Session Notes: Opportunity Map Alignment (Day 4)
2026-06-09 · Briana Riordan and Cindi, with Nate St. Pierre · ~1 hour 40 minutes, on-site
Overview
This was the Week-2 alignment session. Nate walked Briana and Cindi through the opportunity map assembled from the four weeks of discovery — the product of roughly sixteen conversations across the team, processed down from an initial thirty-plus observations to about a dozen grouped opportunities. The purpose wasn't to decide everything on the spot; it was to react to each opportunity together, see which ones resonate, and converge on the handful of quick wins worth building in Week 3. Briana and Cindi took the working document to review and confirm their priorities within a day.
The lens throughout: which of these solve a real, current problem that isn't already being handled well — and which are interesting but not worth acting on right now.
How the Map Is Read
Each opportunity is sized two ways: how it would get built (a quick win included in this engagement, or a larger build scoped separately) and how much it matters. Quick wins are things that can be done inside an AI tool through language and instructions alone — reading something, reasoning over it, and producing a cleaner output. The moment an idea needs to pull data out of one system or push it into another, it stops being a quick win and becomes a larger build, because the connection work — permissions, edge cases, reliability — is where the real time goes.
The Opportunities Discussed
Customer service & email replies. The team manages a large library of templated responses for recurring customer questions. The idea explored: an assistant that takes an incoming email, identifies the right response, and produces a draft for a person to review and send. The cleanest starting point is the accounting inbox, where the questions are more standardized (resale certificates, W-9s, and the like) — a strong proof of concept that could later extend across the other inboxes.

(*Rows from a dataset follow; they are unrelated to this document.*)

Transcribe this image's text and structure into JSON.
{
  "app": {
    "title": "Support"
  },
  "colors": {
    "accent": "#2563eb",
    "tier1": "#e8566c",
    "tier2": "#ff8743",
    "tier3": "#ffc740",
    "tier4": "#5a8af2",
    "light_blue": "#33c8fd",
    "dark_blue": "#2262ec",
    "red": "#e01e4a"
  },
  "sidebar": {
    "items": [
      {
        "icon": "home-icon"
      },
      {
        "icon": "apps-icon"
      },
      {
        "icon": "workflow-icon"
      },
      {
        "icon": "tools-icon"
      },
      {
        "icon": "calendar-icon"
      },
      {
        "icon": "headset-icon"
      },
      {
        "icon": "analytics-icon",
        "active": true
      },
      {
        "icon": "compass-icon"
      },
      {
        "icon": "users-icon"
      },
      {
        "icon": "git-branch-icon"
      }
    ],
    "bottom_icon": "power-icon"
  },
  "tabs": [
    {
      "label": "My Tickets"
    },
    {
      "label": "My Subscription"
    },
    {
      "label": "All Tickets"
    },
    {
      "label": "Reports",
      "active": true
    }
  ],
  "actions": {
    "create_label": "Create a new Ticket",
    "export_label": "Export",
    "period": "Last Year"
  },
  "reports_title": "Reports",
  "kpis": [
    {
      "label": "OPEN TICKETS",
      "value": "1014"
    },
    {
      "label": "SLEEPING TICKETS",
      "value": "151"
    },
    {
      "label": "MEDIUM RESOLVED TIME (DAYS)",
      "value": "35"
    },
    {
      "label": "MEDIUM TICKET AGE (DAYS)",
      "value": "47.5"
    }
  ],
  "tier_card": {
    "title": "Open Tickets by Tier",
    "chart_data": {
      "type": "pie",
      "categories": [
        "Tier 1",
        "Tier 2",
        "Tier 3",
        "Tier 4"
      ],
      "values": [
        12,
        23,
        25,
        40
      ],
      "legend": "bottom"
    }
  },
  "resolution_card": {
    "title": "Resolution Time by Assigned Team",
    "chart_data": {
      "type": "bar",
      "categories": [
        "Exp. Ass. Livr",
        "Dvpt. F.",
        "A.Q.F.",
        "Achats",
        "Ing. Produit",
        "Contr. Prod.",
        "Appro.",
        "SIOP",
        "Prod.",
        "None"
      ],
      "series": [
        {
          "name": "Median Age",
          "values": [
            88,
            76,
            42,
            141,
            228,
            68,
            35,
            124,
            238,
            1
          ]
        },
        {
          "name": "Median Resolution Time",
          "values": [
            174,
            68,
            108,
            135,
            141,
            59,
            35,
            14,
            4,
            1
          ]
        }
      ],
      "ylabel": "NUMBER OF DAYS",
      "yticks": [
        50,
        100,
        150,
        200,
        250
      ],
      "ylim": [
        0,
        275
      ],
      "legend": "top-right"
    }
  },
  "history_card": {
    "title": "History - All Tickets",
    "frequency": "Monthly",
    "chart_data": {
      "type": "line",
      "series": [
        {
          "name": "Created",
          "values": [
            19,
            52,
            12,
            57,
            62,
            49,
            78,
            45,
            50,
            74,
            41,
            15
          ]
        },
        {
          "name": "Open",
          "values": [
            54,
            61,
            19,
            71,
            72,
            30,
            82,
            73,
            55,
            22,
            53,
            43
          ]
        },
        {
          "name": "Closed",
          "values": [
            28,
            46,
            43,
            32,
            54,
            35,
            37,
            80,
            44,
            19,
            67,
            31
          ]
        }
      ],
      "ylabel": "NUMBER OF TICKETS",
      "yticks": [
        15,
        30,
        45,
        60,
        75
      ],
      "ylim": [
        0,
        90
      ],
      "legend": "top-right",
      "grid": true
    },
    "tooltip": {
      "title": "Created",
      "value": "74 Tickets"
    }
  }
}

Vendor price-change monitoring. When a vendor issues a price update, there's currently no fast way to see which products are affected and by how much. The quick-win version: drop a new vendor price sheet in and compare it against current pricing, flagging the changes worth paying attention to at whatever threshold matters. The value is concentrated in a small number of major vendors.
Order intake. Orders arrive by email as purchase orders and art files and are entered into Antera largely by hand. The group saw real value in moving toward a review-edit-approve flow — the bulk of an order assembled automatically, a person confirming and finishing it — rather than full manual entry. A higher-value opportunity, but a larger build, since it touches the order system directly.
Product entry & sync. Getting new products entered correctly and listed consistently across Antera, Sage, and ASI is a meaningful, growth-relevant area. It's also more involved — pricing logic, copywriting, and data that has to be established along the way — so it reads as a larger build worth scoping rather than a quick fix.
Production labor data. The team already captures production data across a set of daily sheets. The quick-win idea: a cleaner way to view and summarize what's already being collected — a simple dashboard view ("here's what happened yesterday: these jobs, these hours, these units per hour") drawn from the existing sheets, without changing how the data gets entered.
Product imagery. Turning a plain product photo plus a logo into a polished, in-context marketing image — the product decorated and shown in a realistic setting — came up as a way to upgrade product photography and sales mock-ups. This graduated into a potential small build and a live demonstration for the team.
Knowledge capture & continuity. Several processes live largely in one person's experience and aren't documented in a way others can follow. Capturing how key processes are actually done — so the know-how is shared rather than concentrated — was discussed as an important, if larger, undertaking.
Longer-horizon ideas. A machine-maintenance log and assistant, repeatable specs for recurring orders, and a live "state of the floor" production view were all discussed as interesting future directions rather than near-term builds.
Advanced AI session. Beyond the group productivity training for the whole team, Briana and Cindi will do a deeper working session to learn to build their own AI tools and projects directly.
About-Us context file (bonus). A useful byproduct of all the discovery: a ~20-page narrative of the business — who you are, what you do, how the work flows — that you could hand a new hire, vendor, or consultant to get up to speed asynchronously. Offered as a low-cost bonus.
What We're Moving On First
By the end, three things were converged on for Week 3:
- An email draft assistant, starting with the accounting templates as the cleanest first case.
- A vendor price-change monitor — drop in a sheet, get the changes that matter flagged.
- The advanced power-user session for Briana and Cindi.
Several larger opportunities — order intake, product entry and sync, and a fuller labor-data system — were flagged as the most promising candidates for a future scoped build, to revisit after the quick wins.
Next Steps
- Briana and Cindi: review the opportunity map and confirm priorities, with any additional thoughts or questions, within a day.
- Nate: build the agreed quick wins, run the group AI productivity session and the advanced session, and follow up with direction on the larger builds worth scoping.